You should not inhale the cigar smoke. The high alkalinity and poor amount of nicotine will make you cough and besides, you can enjoy a cigar’s flavor and body without inhaling.
The biggest factor in blowing good smoke rings is practice. With that in mind, Try this technique. First, you need a cigar with dense smoke, and a place with still air. Don’t waste your time trying to blow smoke rings in a breeze! Draw a thick puff of smoke into your mouth. Hold it there and open your mouth slowly. Make an “O” with your mouth, (maybe more of a rounded “oh”) – definitely not a pucker like a kiss. Curl the tip of your tongue down, and pull your tongue all the way back. Now, when blowing a ring, you’re actually not exhaling. You’re just pushing out the smoke in your mouth with your tongue in short bursts – like a piston, only in a relaxed way. It’s actually a really gentle motion. Push forward with your tongue, with perhaps a slight recoil at the bottom.
Holding a cigar is not like holding a cigarette, though many attempt to hold them the same way. A cigar should not be held between your index and middle finger like a cigarette, instead hold it between your index finger and thumb.
The Cigar Band
Many have wondered if you should remove the band from the cigar before lighting it. It is really a personal choice to remove the band of the cigar, but do consider that in certain places it is considered rude to advertise the brand you’re smoking. If you decide to take off the band, wait until you have smoked the cigar for a few minutes. The heat will make the gum on the band less adhesive and easier to remove without tearing the delicate wrapper.
How to Cut a Cigar
First, it is very important to make a clean cut so ensure you have a quality cigar cutter. A clean cut made with the right tools and in the right place will decrease your chances of having the cigar unravel, which may make for an unpleasant smoke. A clear and regular cut is key.

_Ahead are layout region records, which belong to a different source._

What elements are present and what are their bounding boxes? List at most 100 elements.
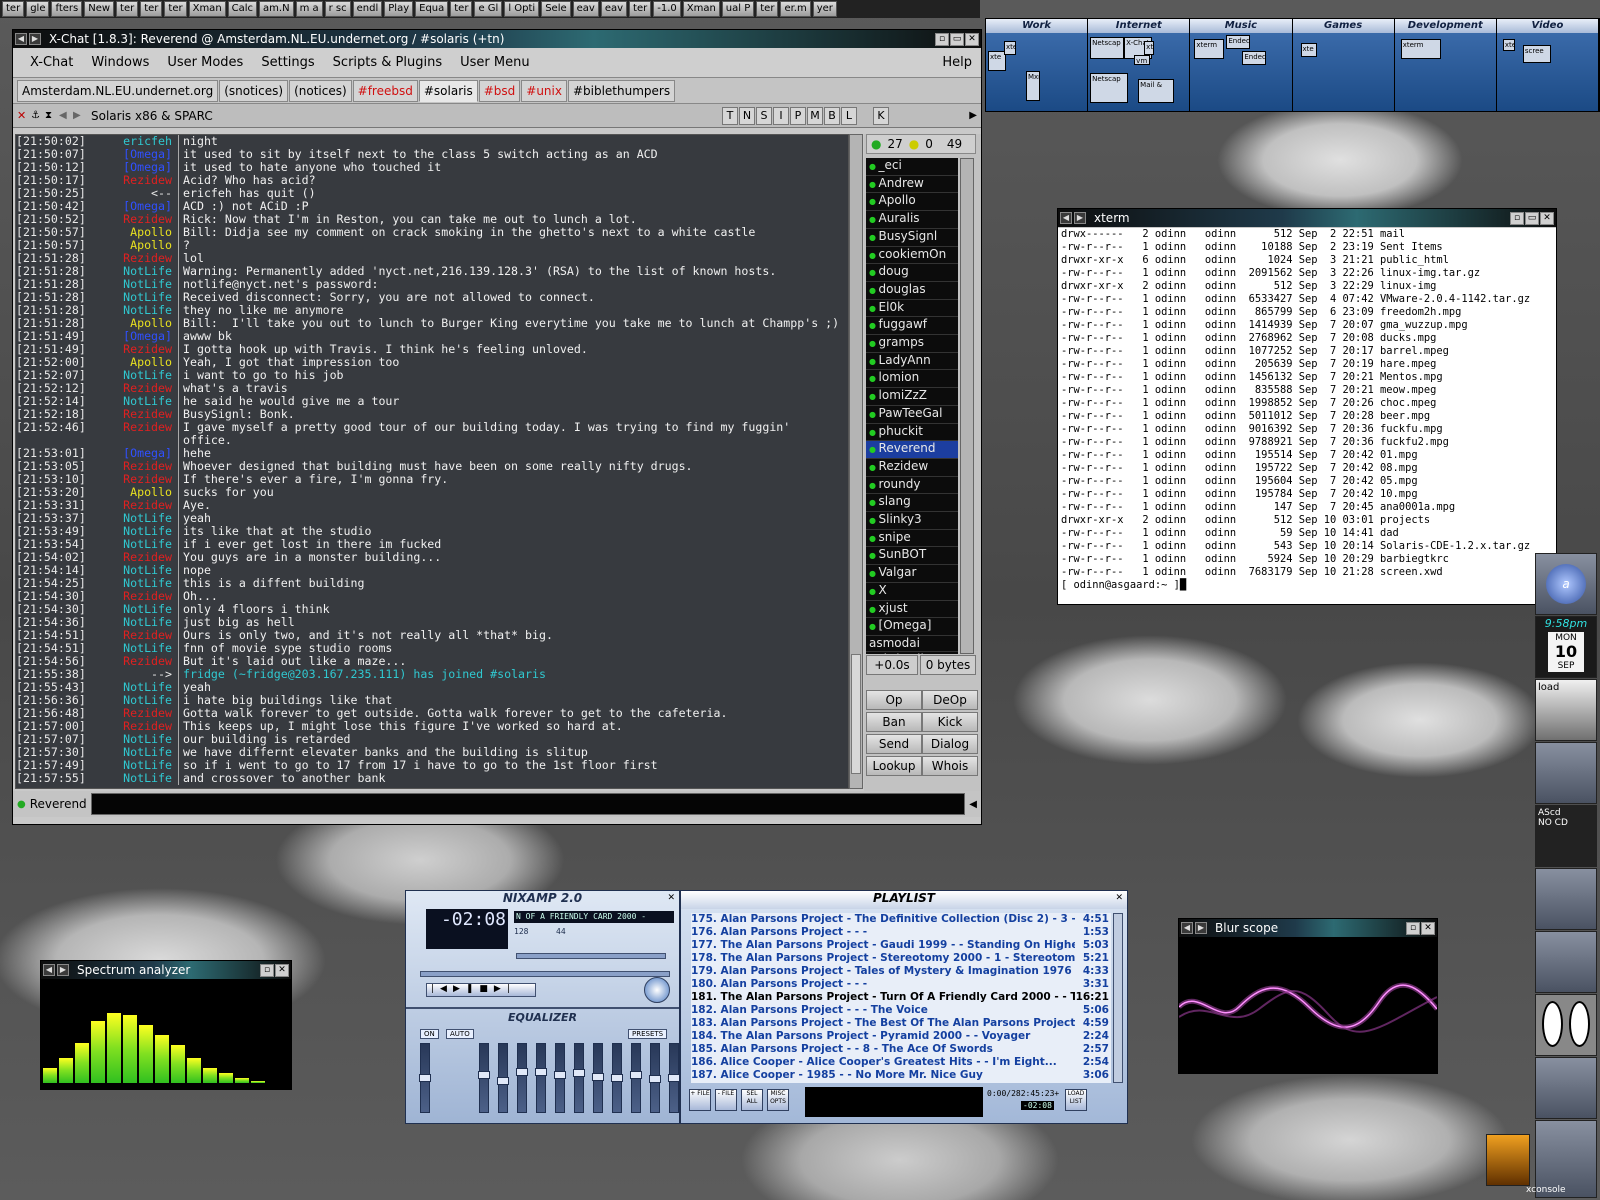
- desktop-internet[interactable]: InternetNetscapX-ChatxteNetscapMail &vm: [1088, 19, 1191, 111]
- next-icon[interactable]: ▶: [73, 110, 87, 121]
- maximize-icon[interactable]: ▭: [1525, 211, 1539, 225]
- user-list-item[interactable]: ● lomiZzZ: [866, 388, 958, 406]
- mode-button-p[interactable]: P: [790, 106, 806, 125]
- user-list-item[interactable]: ● phuckit: [866, 424, 958, 442]
- folder-icon[interactable]: [1535, 868, 1597, 930]
- seek-bar[interactable]: [420, 971, 670, 977]
- menu-user-modes[interactable]: User Modes: [158, 55, 252, 70]
- window-menu-icon[interactable]: ◀: [1181, 922, 1193, 934]
- window-menu-icon[interactable]: ◀: [1060, 212, 1072, 224]
- eq-band-slider[interactable]: [668, 1043, 680, 1113]
- nick-button[interactable]: Reverend: [30, 797, 87, 811]
- playlist-item[interactable]: 176. Alan Parsons Project - - - 1:53: [691, 926, 1111, 939]
- menu-windows[interactable]: Windows: [82, 55, 158, 70]
- user-list-item[interactable]: ● Reverend: [866, 441, 958, 459]
- user-button-lookup[interactable]: Lookup: [866, 756, 922, 776]
- user-button-whois[interactable]: Whois: [922, 756, 978, 776]
- user-list-item[interactable]: ● fuggawf: [866, 317, 958, 336]
- playlist-button-misc-opts[interactable]: MISC OPTS: [767, 1089, 789, 1111]
- mode-button-m[interactable]: M: [807, 106, 823, 125]
- desktop-music[interactable]: Music xterm Ended Ended: [1190, 19, 1293, 111]
- prev-icon[interactable]: ◀: [59, 110, 73, 121]
- taskbar-button[interactable]: l Opti: [504, 1, 540, 17]
- iconify-icon[interactable]: ▫: [260, 963, 274, 977]
- menu-user-menu[interactable]: User Menu: [451, 55, 538, 70]
- user-list-item[interactable]: ● _eci: [866, 158, 958, 176]
- mini-window[interactable]: Ended: [1242, 51, 1267, 65]
- playlist-item[interactable]: 180. Alan Parsons Project - - - 3:31: [691, 978, 1111, 991]
- playlist-item[interactable]: 182. Alan Parsons Project - - - The Voic…: [691, 1004, 1111, 1017]
- close-icon[interactable]: ✕: [965, 32, 979, 46]
- window-shade-icon[interactable]: ▶: [57, 964, 69, 976]
- tab-amsterdamnleuundernetorg[interactable]: Amsterdam.NL.EU.undernet.org: [17, 79, 219, 102]
- eq-band-slider[interactable]: [630, 1043, 642, 1113]
- user-list-item[interactable]: ● [Omega]: [866, 618, 958, 636]
- xchat-titlebar[interactable]: ◀ ▶ X-Chat [1.8.3]: Reverend @ Amsterdam…: [13, 30, 981, 48]
- blurscope-titlebar[interactable]: ◀ ▶ Blur scope ▫ ✕: [1179, 919, 1437, 937]
- user-list-item[interactable]: ● douglas: [866, 282, 958, 300]
- taskbar-button[interactable]: gle: [26, 1, 50, 17]
- user-list-item[interactable]: ● Andrew: [866, 176, 958, 194]
- transport-controls[interactable]: |◀▶❚■▶|: [426, 983, 536, 997]
- scroll-right-icon[interactable]: ▶: [969, 110, 977, 121]
- eq-band-slider[interactable]: [419, 1043, 431, 1113]
- playlist-button--file[interactable]: + FILE: [689, 1089, 711, 1111]
- user-list-item[interactable]: ● Slinky3: [866, 512, 958, 530]
- playlist-item[interactable]: 186. Alice Cooper - Alice Cooper's Great…: [691, 1056, 1111, 1069]
- playlist-item[interactable]: 181. The Alan Parsons Project - Turn Of …: [691, 991, 1111, 1004]
- nick[interactable]: Rezidew: [84, 421, 179, 434]
- taskbar-button[interactable]: Calc: [227, 1, 258, 17]
- taskbar-button[interactable]: ter: [164, 1, 187, 17]
- mini-window[interactable]: scree: [1522, 45, 1551, 63]
- eq-presets-button[interactable]: PRESETS: [628, 1029, 668, 1039]
- user-list-item[interactable]: ● slang: [866, 494, 958, 513]
- taskbar-button[interactable]: eav: [600, 1, 628, 17]
- playlist-item[interactable]: 183. Alan Parsons Project - The Best Of …: [691, 1017, 1111, 1030]
- xconsole-icon[interactable]: xconsole: [1526, 1120, 1597, 1198]
- mode-button-s[interactable]: S: [756, 106, 772, 125]
- taskbar-button[interactable]: ter: [2, 1, 25, 17]
- window-shade-icon[interactable]: ▶: [29, 33, 41, 45]
- user-list-item[interactable]: ● SunBOT: [866, 547, 958, 566]
- eq-band-slider[interactable]: [497, 1043, 509, 1113]
- user-list-item[interactable]: AviN|walk: [866, 652, 958, 654]
- mode-button-t[interactable]: T: [722, 106, 738, 125]
- eyes-icon[interactable]: [1535, 994, 1597, 1056]
- tab-freebsd[interactable]: #freebsd: [352, 79, 418, 102]
- menu-x-chat[interactable]: X-Chat: [21, 55, 82, 70]
- cd-player-dockapp[interactable]: AScd NO CD: [1535, 805, 1597, 867]
- playlist-close-icon[interactable]: ✕: [1115, 893, 1123, 903]
- taskbar-button[interactable]: eav: [572, 1, 599, 17]
- screwdriver-icon[interactable]: [1486, 1134, 1530, 1186]
- user-list-item[interactable]: ● Auralis: [866, 211, 958, 229]
- user-button-kick[interactable]: Kick: [922, 712, 978, 732]
- close-icon[interactable]: ✕: [1421, 921, 1435, 935]
- mode-button-b[interactable]: B: [824, 106, 840, 125]
- playlist-item[interactable]: 187. Alice Cooper - 1985 - - No More Mr.…: [691, 1069, 1111, 1082]
- eq-band-slider[interactable]: [611, 1043, 623, 1113]
- eq-band-slider[interactable]: [573, 1043, 585, 1113]
- user-list-item[interactable]: ● El0k: [866, 300, 958, 318]
- tab-snotices[interactable]: (snotices): [219, 79, 289, 102]
- user-button-ban[interactable]: Ban: [866, 712, 922, 732]
- user-list-item[interactable]: ● BusySignl: [866, 229, 958, 247]
- menu-settings[interactable]: Settings: [252, 55, 323, 70]
- taskbar-button[interactable]: New: [84, 1, 115, 17]
- playlist-item[interactable]: 177. The Alan Parsons Project - Gaudi 19…: [691, 939, 1111, 952]
- spectrum-titlebar[interactable]: ◀ ▶ Spectrum analyzer ▫ ✕: [41, 961, 291, 979]
- playlist-button-load-list[interactable]: LOAD LIST: [1065, 1089, 1087, 1111]
- chat-scrollbar[interactable]: [849, 134, 863, 789]
- eq-auto-button[interactable]: AUTO: [446, 1029, 474, 1039]
- playlist-item[interactable]: 178. The Alan Parsons Project - Stereoto…: [691, 952, 1111, 965]
- eq-band-slider[interactable]: [535, 1043, 547, 1113]
- nick[interactable]: NotLife: [84, 772, 179, 785]
- mini-window[interactable]: Netscap: [1090, 37, 1125, 59]
- close-icon[interactable]: ✕: [275, 963, 289, 977]
- taskbar-button[interactable]: ter: [756, 1, 779, 17]
- playlist-item[interactable]: 185. Alan Parsons Project - - 8 - The Ac…: [691, 1043, 1111, 1056]
- xterm-titlebar[interactable]: ◀ ▶ xterm ▫ ▭ ✕: [1058, 209, 1556, 227]
- mode-button-l[interactable]: L: [841, 106, 857, 125]
- mode-button-n[interactable]: N: [739, 106, 755, 125]
- eq-sliders[interactable]: [419, 1043, 680, 1117]
- mode-button-k[interactable]: K: [873, 106, 889, 125]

At the head of the cigar (the covered end that goes in your mouth), you will see the cap, which is a round piece of tobacco that is glued to the head to keep the wrapper together. This cap is put on the head of the cigar during the hand-rolling process to keep it from unraveling and drying out. You should see a distinct line where the cap ends.

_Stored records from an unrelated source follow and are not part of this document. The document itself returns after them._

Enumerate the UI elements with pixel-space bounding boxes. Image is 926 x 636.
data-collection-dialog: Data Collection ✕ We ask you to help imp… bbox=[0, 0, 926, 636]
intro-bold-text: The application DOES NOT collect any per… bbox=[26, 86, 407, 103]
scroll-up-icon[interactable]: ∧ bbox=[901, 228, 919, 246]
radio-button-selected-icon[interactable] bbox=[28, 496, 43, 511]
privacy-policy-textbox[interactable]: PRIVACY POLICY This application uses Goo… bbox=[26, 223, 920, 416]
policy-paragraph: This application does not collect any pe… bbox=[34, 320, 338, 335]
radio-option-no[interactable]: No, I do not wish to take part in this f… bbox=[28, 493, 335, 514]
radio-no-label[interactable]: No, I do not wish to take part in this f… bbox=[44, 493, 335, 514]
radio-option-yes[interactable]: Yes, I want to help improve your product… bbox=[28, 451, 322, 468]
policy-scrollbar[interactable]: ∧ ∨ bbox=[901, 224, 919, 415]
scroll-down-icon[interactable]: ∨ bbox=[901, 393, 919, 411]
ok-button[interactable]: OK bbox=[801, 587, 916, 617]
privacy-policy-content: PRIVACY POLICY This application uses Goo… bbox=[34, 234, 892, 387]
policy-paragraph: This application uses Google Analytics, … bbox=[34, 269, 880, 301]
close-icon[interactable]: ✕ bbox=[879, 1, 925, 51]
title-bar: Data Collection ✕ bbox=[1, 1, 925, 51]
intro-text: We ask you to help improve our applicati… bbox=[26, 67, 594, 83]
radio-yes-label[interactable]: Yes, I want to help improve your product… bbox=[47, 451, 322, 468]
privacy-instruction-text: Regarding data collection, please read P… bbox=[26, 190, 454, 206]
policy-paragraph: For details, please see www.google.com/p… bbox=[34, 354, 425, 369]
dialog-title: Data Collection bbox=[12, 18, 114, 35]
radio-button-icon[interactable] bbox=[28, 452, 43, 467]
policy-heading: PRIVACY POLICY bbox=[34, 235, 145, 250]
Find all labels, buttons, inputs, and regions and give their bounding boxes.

You only want to remove the outer layer of wrapper, not cut off a centimeter of tobacco. To ensure a clean cut and to avoid tearing the wrapper, cut just before the cap leaving 3-4 mm. (Tip: On figurados, just cut off enough so you can see the filler.) For the best results, try making one quick, strong movement. Tip: For bullet punch cutters, insert the punch on the head of the cigar to cleanly cut a small hole. If you prefer lots of smoke, you’ll want to cut a bigger hole so you would need to punch several times in that area of the cap. Bullet punch cutters are popular because of their key ring accessibility, but unfortunately, they will not work on Figuardo’s.
How to Ash a Cigar
I have been told it is bad form to shake the ash of a cigar, why?
That is because the better the cigar has been made the longer the ash. However, it is not necessary to shake the cigars to make the ash fall prematurely, nor is there need to try to keep it as long as possible: too long, it obstructs the airflow and irregular combustion develops. I will admit that I have been guilty of this because it is fun to see how long you can keep the ash!
How do I know when I should put down a cigar? I read on the Internet that you should never smoke more than half.
When to Put it Out
When a cigar begins to let off too much heat and leaves an aftertaste in your mouth (generally during the last 2 inches), it is time to put it off. You don’t have to put off a cigar like a cigarette by crushing it on an ashtray: just let it stop burning by itself inside the ashtray. Do throw it away soon to avoid impregnating the room with the tenacious odor of cold tobacco.